Baca berita tanpa iklan. Gabung Kompas.com+

Satgas Lingkungan Berkelanjutan Pergubi Arusutamakan Isu Iklim dalam Tri Dharma Perguruan Tinggi

Kompas.com, 27 Oktober 2025, 19:00 WIB
Yohanes Enggar Harususilo

Penulis

KOMPAS.com - Untuk merespons krisis iklim yang semakin nyata di Indonesia, Persatuan Guru Besar Indonesia (Pergubi) sepakat membentuk Satgas Lingkungan Berkelanjutan sebagai gerakan keilmuan nasional yang berbasis sains dan tanggung jawab moral.

Kesepakatan ini dicapai dalam pertemuan Ketua Umum Pergubi Prof. Gimbal Doloksaribu, bersama Prof. Hoga Saragih dan Prof. Rudy Harjanto dari LSPR Institut Komunikasi dan Bisnis, pada Kamis (23/09/2025).

Diskusi para guru besar tersebut menyoroti isu global perubahan iklim dan peran penting yang harus diambil oleh ilmuwan di Indonesia.

Prof. Rudy menekankan, perubahan iklim menjadi ancaman nyata yang mempengaruhi pangan, air, kesehatan, budaya, dan masa depan generasi. Sebagai negara kepulauan yang sangat rentan, Indonesia menghadapi berbagai dampak seperti gelombang panas, naiknya permukaan laut, dan kekeringan.

Menanggapi kondisi ini, para akademisi berpendapat bahwa keilmuan tidak boleh hanya menjadi pengamat. Prof. Hoga menambahkan, tanpa dasar ilmu yang kuat, aksi penanganan iklim hanya akan menjadi slogan belaka.

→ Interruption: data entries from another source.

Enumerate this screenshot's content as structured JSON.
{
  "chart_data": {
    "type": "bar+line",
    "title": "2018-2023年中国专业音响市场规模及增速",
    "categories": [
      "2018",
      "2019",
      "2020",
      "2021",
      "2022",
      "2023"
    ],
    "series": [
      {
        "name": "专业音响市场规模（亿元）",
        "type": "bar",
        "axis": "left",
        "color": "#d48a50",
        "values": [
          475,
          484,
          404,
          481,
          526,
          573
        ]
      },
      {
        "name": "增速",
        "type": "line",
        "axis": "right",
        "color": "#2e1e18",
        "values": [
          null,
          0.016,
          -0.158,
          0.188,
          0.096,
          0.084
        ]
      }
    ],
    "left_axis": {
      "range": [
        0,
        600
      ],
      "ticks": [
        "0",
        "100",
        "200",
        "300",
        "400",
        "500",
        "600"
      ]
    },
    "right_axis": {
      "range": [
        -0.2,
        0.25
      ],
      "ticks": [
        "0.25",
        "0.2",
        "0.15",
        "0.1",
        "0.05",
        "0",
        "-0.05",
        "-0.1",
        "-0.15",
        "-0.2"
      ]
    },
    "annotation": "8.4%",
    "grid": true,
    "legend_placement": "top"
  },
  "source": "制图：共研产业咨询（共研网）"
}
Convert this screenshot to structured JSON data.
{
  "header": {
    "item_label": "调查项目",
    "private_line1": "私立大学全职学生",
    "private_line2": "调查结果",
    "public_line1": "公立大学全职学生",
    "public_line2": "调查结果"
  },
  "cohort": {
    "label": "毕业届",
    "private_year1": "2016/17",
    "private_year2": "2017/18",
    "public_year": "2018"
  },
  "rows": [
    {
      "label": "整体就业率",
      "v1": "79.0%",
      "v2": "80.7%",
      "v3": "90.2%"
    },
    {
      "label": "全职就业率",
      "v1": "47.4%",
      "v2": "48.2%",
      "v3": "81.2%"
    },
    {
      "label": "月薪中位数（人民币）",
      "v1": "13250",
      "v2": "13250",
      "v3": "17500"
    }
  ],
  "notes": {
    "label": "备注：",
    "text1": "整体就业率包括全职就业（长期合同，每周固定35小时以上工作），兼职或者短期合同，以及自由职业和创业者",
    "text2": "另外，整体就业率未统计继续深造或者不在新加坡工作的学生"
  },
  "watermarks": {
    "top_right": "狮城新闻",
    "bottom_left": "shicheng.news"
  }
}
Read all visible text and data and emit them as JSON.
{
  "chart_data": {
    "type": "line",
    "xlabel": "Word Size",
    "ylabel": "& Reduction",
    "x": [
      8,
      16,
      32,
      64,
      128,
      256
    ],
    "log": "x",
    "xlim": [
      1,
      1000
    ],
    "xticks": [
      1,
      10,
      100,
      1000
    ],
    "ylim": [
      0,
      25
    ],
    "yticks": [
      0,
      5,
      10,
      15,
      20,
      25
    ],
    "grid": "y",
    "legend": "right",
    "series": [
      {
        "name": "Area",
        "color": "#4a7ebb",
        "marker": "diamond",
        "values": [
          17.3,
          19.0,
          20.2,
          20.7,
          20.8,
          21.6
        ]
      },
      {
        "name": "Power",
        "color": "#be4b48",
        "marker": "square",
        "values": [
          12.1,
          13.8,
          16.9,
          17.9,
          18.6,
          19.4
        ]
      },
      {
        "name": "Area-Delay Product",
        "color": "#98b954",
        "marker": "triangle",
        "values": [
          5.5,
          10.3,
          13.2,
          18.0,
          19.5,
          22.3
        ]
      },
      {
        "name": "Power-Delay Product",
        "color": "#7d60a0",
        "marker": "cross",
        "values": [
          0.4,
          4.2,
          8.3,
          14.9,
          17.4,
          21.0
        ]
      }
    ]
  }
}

Satgas yang dibentuk di bawah Pergubi diharapkan menjadi garda depan perubahan, bertindak berdasarkan data ilmiah, nilai kemanusiaan, dan komitmen terhadap bumi.

“Perubahan iklim bukan sekadar statistik atau grafik, tapi menjadi jantung kehidupan, pangan, air, kesehatan, budaya, dan masa depan anak cucu kita,” ujar Prof. Rudy.

Sebagai negara kepulauan dengan kekayaan hayati dan budaya luar biasa, Indonesia berada di garis depan krisis iklim. “Gerakan ilmiah harus hadir di garis depan perubahan. Tanpa ilmu, aksi iklim hanya akan menjadi slogan,” tegas Prof. Hoga.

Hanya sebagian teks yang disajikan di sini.